David Garlan is an Associate Professor in the School of Computer Science at Carnegie Mellon University, where he leads several research projects and is the Director of the Master in Software Engineering Program. He received his Ph.D. from Carnegie Mellon University in 1987. Dr. Garlan's research interests include software architecture, ubiquitous computing, self-adaptive systems, formal methods, and software development environments. Dr. Garlan and his research group have developed a number of languages and tools for design of software architectures including: Wright (a formal language for software architectures that focuses on specification and analysis of component interactions) and Acme (a language and design environment for software architecture, supporting rapid customization to architectural styles. His recent research has focused on developing engineering principles and techniques for building self-healing and self-adaptive systems, a fundamental capability of modern software systems. Dr.
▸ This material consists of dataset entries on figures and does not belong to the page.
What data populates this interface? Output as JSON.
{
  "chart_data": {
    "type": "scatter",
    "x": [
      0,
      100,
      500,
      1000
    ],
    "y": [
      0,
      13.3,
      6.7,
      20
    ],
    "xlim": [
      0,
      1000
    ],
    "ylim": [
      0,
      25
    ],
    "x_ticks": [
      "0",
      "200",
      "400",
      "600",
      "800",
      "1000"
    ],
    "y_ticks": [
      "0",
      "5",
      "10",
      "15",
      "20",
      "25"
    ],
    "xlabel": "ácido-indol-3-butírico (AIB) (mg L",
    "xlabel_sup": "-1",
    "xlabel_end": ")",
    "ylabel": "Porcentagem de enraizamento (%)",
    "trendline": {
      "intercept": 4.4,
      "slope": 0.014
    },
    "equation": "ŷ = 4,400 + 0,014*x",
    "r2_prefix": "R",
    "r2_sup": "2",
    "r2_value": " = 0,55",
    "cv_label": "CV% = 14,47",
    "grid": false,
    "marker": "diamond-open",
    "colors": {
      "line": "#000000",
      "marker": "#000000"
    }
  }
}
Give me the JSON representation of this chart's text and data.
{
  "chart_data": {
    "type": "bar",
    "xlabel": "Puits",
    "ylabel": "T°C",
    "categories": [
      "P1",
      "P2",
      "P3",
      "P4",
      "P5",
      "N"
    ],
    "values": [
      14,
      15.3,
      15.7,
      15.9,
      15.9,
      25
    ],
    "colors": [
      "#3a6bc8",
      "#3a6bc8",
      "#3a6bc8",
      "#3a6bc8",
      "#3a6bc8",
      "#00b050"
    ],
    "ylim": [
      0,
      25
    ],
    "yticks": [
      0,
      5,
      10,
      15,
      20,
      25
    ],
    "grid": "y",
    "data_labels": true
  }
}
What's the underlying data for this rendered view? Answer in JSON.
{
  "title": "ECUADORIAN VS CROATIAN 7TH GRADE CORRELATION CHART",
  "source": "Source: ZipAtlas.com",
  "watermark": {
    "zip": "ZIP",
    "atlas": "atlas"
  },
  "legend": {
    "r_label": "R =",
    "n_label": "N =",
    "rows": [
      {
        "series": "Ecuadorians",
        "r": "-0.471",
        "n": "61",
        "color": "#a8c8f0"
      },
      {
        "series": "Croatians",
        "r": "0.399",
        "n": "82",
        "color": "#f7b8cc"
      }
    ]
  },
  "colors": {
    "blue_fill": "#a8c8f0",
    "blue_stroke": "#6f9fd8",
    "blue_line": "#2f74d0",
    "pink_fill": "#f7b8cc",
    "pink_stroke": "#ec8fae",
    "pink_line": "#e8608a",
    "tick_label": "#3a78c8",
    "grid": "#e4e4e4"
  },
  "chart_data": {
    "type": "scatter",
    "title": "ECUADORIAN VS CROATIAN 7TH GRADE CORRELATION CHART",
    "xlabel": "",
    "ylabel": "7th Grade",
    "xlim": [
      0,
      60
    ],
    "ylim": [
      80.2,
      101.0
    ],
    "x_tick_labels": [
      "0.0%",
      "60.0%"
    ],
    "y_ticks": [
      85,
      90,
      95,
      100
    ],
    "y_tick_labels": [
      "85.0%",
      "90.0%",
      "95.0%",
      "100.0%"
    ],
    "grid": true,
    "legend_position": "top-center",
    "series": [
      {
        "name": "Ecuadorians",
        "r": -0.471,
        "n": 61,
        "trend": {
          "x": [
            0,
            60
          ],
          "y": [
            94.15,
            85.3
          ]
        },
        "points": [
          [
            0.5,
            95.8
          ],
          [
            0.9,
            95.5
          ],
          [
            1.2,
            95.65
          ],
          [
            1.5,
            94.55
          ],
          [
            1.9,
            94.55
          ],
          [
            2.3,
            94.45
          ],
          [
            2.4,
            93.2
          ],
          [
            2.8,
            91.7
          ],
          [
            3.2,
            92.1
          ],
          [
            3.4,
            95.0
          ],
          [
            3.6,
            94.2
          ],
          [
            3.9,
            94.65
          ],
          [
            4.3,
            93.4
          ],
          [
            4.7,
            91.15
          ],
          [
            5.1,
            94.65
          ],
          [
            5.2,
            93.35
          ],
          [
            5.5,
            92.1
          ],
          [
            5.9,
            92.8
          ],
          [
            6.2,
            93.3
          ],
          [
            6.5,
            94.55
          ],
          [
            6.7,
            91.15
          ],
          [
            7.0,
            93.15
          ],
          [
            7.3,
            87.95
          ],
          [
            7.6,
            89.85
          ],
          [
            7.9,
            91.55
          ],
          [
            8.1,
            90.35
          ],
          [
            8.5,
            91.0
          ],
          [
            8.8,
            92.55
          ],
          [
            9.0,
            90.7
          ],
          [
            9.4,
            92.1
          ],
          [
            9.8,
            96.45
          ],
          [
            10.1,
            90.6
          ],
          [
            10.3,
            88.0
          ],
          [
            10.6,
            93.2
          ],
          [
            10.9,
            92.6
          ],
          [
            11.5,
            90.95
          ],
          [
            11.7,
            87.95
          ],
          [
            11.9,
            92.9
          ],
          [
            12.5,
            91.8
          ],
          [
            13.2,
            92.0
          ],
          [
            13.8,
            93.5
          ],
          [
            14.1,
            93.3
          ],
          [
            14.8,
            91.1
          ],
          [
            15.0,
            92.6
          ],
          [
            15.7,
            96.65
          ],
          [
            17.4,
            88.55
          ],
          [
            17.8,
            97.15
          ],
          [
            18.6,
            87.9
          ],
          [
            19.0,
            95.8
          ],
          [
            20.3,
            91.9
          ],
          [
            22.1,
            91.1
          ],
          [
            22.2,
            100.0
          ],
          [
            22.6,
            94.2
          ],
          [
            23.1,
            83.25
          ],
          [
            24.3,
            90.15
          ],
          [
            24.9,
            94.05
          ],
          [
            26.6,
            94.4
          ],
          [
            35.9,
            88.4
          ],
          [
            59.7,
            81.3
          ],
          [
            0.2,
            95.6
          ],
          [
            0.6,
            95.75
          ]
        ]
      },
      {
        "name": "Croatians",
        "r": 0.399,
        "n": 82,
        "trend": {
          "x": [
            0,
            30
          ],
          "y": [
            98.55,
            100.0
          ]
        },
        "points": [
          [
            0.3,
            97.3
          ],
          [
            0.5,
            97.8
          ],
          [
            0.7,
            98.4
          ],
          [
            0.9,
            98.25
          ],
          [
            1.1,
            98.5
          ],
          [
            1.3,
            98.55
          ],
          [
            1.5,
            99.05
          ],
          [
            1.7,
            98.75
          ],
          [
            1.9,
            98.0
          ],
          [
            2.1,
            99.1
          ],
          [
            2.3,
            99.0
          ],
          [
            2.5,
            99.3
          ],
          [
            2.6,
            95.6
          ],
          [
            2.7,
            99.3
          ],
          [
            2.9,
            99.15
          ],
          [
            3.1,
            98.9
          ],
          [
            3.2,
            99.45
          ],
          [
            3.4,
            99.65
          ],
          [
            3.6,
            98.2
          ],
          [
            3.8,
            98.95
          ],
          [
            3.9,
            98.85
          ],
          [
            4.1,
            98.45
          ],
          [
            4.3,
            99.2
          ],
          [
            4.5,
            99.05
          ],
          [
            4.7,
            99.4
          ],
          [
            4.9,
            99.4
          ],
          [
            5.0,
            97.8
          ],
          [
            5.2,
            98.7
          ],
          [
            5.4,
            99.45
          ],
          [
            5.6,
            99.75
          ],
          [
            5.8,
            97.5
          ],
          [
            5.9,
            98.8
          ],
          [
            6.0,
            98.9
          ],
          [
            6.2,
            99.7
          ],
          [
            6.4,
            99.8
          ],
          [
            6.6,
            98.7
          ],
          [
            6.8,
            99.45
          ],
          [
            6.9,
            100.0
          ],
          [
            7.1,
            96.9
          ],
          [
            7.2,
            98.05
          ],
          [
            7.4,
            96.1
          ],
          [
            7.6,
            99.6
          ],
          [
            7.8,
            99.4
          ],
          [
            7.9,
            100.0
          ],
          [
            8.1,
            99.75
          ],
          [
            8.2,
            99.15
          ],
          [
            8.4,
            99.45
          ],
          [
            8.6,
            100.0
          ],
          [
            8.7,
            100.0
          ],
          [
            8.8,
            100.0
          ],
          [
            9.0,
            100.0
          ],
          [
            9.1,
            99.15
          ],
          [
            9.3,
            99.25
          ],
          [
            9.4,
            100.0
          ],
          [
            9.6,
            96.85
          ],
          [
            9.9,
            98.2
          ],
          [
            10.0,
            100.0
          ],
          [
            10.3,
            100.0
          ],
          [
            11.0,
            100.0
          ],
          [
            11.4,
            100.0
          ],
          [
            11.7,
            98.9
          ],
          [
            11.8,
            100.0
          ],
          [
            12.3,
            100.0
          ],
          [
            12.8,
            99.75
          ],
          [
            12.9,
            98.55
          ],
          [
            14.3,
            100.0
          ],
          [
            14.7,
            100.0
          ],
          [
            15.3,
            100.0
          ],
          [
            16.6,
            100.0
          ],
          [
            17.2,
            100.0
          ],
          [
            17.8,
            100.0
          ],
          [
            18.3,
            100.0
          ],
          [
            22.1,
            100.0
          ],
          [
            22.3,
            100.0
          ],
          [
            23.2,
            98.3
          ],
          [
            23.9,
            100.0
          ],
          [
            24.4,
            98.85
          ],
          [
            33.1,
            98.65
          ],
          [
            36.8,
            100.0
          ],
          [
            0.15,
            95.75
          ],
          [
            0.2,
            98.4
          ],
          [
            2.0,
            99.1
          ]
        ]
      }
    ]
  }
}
Garlan has written dozens of papers on software architecture, and co-authored two books: "Software Architecture: Perspectives on an Emerging Discipline," and "Documenting Software Architectures: Views and Beyond."
Bradley Schmerl is a Systems Scientist in the School of Computer Science at Carnegie Mellon University. He received his Ph.D. from Flinders University of South Australia in 1997. Dr. Schmerl's research interests include software architectures, self-adaptive systems, software development environments, and ubiquitous computing. Together with Prof. Garlan, he has developed tools to aid in the design of software architectures.
Jonathan Aldrich is an assistant professor at the Institute for Software Research International at Carnegie Mellon University, working in the areas of software engineering and programming languages. At CMU he leads the ArchJava project, which integrates a software architecture specification into the Java language, using type-based techniques to ensure that the code respects architectural constraints. Aldrich received a B.S. from the California Institute of Technology and a Ph.D. from the University of Washington.
The views expressed in this article are the author's only and do not represent directly or imply any official position or view of the Software Engineering Institute or Carnegie Mellon University. This article is intended to stimulate further discussion about this topic.